Acceleration in integration

Furthermore, we got the sense that Salesforce is gaining some momentum in integrating its various solutions. They have, of course, made all these acquisitions and most of them still work as standalone solutions, but they are also integrating with each other in different areas. During TrailblazerDX, we sensed that something of urgency has come to accelerate the integration process.

Salesforce results have improved significantly

Finally, Salesforce finished last quarter with tremendously good numbers. Revenue rose to $8.38 billion, 14 percent more than the previous year. Furthermore, Salesforce will buy back $20 billion in shares, again reducing shareholders influence somewhat. Salesforce shares have also risen sharply since then. The effect of the first round of layoffs is not yet visible in the numbers, but that will start to yield even better margins. The same goes for a possible second round of layoffs.

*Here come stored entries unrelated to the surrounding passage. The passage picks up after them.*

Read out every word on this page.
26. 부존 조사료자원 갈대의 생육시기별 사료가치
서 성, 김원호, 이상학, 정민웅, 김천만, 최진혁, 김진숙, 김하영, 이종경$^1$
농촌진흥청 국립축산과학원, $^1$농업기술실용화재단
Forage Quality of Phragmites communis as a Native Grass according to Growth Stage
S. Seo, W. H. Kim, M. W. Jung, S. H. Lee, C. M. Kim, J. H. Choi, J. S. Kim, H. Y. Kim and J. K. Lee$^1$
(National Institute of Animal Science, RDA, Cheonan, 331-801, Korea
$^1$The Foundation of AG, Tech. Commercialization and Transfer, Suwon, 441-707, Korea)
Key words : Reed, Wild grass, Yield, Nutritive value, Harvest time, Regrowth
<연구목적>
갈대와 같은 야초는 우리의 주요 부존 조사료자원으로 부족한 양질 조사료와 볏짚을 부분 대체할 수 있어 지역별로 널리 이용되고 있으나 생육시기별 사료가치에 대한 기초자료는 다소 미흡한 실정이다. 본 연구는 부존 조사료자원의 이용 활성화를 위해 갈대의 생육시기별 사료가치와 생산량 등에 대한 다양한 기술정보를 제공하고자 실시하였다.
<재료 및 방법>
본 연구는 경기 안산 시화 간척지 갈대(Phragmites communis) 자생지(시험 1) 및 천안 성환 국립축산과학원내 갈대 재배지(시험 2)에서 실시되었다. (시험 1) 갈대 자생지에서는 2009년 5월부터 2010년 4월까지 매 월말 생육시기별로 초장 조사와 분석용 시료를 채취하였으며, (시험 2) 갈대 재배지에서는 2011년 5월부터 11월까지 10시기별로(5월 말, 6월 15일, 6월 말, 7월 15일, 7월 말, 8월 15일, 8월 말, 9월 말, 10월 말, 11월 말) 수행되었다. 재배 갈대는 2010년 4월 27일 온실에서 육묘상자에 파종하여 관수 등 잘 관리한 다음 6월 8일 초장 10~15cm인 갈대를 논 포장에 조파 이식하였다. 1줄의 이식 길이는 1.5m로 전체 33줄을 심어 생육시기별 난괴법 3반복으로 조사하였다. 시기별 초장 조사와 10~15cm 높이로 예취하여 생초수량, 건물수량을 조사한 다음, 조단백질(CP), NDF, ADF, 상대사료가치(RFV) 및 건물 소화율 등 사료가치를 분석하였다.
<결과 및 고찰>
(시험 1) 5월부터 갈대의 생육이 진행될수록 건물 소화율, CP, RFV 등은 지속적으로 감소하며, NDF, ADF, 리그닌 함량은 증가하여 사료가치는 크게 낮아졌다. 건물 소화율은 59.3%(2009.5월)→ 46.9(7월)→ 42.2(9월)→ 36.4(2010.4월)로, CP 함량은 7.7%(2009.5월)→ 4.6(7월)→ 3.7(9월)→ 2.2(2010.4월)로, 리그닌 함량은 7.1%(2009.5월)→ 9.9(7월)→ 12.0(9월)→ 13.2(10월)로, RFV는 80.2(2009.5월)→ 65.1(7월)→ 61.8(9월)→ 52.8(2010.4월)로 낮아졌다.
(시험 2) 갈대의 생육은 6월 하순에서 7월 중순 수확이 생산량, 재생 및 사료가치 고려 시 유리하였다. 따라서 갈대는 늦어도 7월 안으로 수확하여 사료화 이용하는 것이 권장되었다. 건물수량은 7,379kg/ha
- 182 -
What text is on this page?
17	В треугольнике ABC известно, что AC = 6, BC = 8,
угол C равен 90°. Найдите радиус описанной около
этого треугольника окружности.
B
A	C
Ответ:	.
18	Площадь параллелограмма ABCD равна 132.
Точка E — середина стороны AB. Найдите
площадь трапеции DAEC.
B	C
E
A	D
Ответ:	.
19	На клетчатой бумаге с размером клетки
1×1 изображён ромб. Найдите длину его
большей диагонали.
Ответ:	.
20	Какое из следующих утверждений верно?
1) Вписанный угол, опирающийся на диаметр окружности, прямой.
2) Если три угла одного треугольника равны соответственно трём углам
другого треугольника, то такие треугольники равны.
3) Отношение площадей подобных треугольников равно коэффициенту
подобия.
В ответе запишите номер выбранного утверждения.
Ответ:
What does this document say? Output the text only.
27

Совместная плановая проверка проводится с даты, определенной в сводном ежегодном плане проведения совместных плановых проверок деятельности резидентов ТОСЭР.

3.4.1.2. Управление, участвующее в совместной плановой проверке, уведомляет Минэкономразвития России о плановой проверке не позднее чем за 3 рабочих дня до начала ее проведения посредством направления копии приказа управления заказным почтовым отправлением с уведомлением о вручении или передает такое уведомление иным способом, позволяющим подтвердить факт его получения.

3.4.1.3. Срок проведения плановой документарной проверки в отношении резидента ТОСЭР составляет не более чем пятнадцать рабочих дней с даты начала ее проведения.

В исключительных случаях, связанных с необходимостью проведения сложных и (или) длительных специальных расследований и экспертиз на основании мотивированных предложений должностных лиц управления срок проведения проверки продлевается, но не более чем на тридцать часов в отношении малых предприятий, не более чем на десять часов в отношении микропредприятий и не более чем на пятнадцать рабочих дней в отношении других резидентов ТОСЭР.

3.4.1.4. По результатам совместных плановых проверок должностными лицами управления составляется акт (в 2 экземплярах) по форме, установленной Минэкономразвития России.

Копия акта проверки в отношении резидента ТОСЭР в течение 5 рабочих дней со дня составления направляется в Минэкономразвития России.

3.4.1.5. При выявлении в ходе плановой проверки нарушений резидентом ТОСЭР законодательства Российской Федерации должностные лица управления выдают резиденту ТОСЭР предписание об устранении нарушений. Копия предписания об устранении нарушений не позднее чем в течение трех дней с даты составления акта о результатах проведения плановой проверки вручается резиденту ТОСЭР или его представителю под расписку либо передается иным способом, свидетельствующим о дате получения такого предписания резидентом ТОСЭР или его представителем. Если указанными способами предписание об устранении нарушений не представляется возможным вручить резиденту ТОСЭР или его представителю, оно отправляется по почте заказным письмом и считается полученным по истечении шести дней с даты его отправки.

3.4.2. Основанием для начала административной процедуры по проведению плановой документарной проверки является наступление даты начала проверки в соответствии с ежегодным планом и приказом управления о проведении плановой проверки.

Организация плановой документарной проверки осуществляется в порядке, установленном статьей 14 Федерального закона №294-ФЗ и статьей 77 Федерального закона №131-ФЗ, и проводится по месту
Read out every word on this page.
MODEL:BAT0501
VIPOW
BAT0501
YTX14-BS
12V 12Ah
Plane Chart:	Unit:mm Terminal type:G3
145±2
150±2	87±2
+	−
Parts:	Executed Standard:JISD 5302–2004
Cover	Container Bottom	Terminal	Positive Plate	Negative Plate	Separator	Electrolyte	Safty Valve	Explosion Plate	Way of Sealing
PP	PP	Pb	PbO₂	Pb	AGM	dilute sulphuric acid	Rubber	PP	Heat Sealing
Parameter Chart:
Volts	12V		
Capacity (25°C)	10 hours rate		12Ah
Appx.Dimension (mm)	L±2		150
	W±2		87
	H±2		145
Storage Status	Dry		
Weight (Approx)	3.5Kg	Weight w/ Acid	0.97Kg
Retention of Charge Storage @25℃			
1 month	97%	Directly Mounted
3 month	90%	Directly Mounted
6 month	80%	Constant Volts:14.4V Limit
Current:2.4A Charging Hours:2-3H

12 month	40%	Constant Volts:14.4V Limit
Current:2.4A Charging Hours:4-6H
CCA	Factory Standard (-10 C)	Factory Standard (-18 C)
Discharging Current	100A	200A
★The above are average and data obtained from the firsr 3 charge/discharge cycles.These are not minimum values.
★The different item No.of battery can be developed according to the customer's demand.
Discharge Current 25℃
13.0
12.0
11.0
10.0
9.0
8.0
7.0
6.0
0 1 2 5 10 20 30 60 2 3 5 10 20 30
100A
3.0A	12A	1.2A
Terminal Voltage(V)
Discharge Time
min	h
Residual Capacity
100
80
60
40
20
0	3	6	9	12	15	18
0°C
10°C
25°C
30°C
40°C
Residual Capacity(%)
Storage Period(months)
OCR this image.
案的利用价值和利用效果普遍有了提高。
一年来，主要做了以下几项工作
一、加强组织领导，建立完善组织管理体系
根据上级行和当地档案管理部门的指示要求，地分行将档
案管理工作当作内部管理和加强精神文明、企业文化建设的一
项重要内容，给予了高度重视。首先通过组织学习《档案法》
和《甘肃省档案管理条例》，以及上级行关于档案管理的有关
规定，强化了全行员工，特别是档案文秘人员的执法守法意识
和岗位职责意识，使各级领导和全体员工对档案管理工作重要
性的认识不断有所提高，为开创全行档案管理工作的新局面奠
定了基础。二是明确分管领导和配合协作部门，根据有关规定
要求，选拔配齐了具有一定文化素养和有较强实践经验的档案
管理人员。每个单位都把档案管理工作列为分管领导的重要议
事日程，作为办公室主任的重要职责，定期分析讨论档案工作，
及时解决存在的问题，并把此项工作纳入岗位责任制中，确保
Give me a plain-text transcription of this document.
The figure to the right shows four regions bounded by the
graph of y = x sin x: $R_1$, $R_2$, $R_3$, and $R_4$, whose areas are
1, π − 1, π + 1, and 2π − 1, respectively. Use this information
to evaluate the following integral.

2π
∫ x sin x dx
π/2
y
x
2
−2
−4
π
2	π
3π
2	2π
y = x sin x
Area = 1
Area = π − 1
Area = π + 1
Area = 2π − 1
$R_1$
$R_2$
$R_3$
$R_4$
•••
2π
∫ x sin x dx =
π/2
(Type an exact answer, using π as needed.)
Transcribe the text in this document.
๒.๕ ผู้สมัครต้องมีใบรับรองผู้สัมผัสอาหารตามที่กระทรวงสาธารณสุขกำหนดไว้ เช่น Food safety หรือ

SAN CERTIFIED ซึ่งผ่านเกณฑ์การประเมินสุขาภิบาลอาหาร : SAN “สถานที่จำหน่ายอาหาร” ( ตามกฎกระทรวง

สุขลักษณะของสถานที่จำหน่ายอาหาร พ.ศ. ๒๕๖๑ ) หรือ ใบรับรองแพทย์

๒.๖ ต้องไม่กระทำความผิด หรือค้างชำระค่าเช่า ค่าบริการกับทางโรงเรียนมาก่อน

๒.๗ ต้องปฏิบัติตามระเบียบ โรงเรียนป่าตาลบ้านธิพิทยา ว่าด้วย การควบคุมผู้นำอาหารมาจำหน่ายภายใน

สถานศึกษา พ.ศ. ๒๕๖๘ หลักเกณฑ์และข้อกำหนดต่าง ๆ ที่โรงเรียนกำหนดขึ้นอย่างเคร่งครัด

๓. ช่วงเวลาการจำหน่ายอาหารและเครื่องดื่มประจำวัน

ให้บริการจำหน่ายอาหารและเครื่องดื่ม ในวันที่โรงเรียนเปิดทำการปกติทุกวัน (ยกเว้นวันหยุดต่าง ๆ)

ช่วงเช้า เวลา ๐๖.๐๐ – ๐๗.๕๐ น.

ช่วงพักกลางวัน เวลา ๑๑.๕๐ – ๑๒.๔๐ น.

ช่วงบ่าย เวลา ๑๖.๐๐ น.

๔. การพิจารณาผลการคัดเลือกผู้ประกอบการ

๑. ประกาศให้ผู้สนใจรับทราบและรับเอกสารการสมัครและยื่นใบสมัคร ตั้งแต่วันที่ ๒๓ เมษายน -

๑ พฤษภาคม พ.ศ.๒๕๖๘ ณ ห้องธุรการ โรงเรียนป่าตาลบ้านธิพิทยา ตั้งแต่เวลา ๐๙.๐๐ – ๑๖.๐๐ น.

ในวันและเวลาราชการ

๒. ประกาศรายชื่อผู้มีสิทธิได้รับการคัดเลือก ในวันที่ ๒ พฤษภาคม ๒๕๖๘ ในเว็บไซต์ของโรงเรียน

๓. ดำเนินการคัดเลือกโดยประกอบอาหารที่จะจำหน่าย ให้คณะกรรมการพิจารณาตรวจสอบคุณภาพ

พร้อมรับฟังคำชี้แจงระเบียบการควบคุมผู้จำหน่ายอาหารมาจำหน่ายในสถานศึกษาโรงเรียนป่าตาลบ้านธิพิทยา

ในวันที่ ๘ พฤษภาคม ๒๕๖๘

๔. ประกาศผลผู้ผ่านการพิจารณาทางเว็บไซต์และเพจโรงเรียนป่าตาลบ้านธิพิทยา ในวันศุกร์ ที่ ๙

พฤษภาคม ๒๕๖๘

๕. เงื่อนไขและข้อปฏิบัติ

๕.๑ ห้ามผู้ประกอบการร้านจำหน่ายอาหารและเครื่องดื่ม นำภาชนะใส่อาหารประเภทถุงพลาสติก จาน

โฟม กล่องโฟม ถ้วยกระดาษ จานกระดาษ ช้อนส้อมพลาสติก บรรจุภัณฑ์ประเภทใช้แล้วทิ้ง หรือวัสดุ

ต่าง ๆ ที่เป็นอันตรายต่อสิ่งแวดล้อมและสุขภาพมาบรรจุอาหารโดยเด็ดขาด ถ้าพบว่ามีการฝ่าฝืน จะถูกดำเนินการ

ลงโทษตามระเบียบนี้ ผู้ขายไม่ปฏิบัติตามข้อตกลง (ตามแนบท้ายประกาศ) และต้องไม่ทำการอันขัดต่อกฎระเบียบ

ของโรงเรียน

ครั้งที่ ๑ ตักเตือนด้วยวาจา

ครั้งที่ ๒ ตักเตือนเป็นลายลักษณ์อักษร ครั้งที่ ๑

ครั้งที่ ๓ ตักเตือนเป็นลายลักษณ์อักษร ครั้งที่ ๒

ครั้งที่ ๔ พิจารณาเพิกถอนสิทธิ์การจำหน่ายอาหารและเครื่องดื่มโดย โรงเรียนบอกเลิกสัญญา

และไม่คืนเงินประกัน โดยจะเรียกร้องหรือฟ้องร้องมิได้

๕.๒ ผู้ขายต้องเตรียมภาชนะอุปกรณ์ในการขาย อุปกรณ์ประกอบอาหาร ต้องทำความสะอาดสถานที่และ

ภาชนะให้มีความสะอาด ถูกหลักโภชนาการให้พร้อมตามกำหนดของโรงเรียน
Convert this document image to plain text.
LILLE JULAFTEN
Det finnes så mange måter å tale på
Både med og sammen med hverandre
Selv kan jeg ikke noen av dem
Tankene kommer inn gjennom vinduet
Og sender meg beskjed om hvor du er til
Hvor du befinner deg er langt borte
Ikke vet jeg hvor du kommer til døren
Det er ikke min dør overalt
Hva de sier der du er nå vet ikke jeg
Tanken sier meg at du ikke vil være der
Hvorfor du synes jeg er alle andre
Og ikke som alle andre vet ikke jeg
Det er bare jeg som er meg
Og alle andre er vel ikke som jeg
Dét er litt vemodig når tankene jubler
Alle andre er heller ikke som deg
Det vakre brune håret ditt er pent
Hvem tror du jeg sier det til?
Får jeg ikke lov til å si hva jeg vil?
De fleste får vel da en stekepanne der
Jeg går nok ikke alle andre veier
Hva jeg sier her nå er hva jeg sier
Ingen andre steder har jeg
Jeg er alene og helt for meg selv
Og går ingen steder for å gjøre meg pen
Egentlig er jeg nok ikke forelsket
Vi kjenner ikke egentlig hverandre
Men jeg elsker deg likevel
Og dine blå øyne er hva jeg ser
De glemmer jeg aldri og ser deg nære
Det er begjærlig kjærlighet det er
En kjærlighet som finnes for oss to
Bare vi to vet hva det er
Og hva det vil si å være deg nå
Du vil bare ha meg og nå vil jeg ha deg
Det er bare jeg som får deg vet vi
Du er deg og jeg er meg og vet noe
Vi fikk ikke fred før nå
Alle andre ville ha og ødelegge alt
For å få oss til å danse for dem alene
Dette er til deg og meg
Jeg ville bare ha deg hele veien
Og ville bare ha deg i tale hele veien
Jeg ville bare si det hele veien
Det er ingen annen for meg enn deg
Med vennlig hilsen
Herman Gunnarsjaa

Salesforce remains on track and seems to be fighting off activist shareholders

Overall, Salesforce seems to have acted reasonably quickly, keeping the company and the board in control. In other companies, we have seen activist shareholders seize power in the boardroom and founders, CEOs, CTOs and CFOs were replaced. Often, the strategy of these companies changed entirely within a few years. At Salesforce, for now, everyone is staying put, and the overall strategy seems unchanged. Salesforce did have to cut deeply into its own flesh and maybe fire even more people. The focus on certain product developments and integrations seem to have increased.